И вот эскадроны заходят крупповской стали в серые фланги, заставляя зарю вечернюю еще краснее стать.
Надеюсь, Оскару простят неумышленную и одновременно известную поэтичность этого описания битвы. Возможно, было бы разумнее, назови я цифры потерь в польской кавалерии и приведи статистические данные, которые с сухой пронзительностью почтили бы память так называемого польского похода. Я мог бы, идя навстречу запросам, поставить здесь звездочку, посулив дать в свое время сноску, а поэму мою не трогать, пусть ее останется.
Сентября примерно до двадцатого, лежа в своей больничной кроватке, я слышал орудийные залпы тех батарей, что занимали высоты Йешкентальского и Оливского лесов. Потом сдался последний оплот сопротивления, полуостров Хела, Вольный город Данциг мог праздновать присоединение своей кирпичной готики к Великому Германскому рейху и безотрывно, ликуя, глядеть в голубые глаза, имеющие один общий успех с голубыми глазами Яна — успех у женщин, — тому разъезжающему стоя в черном «мерседесе», тому, почти без передышки, воздевающему руку под прямым углом фюреру и рейхсканцлеру.

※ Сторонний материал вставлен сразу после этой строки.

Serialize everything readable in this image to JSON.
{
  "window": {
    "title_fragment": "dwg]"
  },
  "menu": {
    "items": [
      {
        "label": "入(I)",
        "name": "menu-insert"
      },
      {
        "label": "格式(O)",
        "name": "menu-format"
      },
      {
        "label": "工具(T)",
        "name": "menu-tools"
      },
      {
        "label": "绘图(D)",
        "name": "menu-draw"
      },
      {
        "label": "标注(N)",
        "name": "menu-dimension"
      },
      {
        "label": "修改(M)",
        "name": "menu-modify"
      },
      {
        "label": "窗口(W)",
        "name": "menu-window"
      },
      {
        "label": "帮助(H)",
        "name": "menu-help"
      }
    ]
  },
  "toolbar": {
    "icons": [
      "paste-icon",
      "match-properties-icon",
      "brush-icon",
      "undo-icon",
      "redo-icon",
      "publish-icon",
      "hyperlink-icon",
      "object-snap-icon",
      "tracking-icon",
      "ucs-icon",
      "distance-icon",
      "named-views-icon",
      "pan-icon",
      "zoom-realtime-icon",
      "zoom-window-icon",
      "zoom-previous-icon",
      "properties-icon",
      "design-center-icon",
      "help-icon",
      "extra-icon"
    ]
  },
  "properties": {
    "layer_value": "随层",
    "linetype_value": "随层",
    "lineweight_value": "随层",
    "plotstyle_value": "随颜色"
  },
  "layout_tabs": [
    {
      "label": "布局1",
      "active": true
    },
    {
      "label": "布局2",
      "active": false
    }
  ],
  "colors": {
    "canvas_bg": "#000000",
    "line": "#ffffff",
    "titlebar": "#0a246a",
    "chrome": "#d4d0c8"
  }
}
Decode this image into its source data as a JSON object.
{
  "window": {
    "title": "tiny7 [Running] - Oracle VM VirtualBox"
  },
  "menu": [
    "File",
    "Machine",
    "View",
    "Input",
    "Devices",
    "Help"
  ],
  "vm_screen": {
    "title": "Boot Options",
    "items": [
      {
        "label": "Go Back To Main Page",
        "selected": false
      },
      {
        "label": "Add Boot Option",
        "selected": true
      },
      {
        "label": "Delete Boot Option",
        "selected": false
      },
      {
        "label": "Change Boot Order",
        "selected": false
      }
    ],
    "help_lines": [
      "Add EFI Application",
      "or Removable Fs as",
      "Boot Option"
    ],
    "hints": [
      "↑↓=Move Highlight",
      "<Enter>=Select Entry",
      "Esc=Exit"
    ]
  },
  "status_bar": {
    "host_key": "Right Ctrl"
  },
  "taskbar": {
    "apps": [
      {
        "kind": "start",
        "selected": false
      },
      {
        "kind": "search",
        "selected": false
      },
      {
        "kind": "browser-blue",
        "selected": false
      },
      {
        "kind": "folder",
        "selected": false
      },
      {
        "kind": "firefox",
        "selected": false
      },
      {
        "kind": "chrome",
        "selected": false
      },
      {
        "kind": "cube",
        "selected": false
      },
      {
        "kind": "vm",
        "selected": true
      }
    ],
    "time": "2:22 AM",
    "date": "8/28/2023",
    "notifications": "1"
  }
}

В середине октября Оскара выписали из городской клиники. Прощание с тамошними сестрами было мне тяжело. И когда сестра, ее звали не то Берни, не то Эрни, когда, значит, эта сестра Берни либо Эрни протянула мне два моих барабана, покалеченный, сделавший меня виновным, и целый, добытый мной при защите Польской почты, я четко осознал, что для меня на этом свете кроме жестяных барабанов существует и еще одно: медицинские сестры.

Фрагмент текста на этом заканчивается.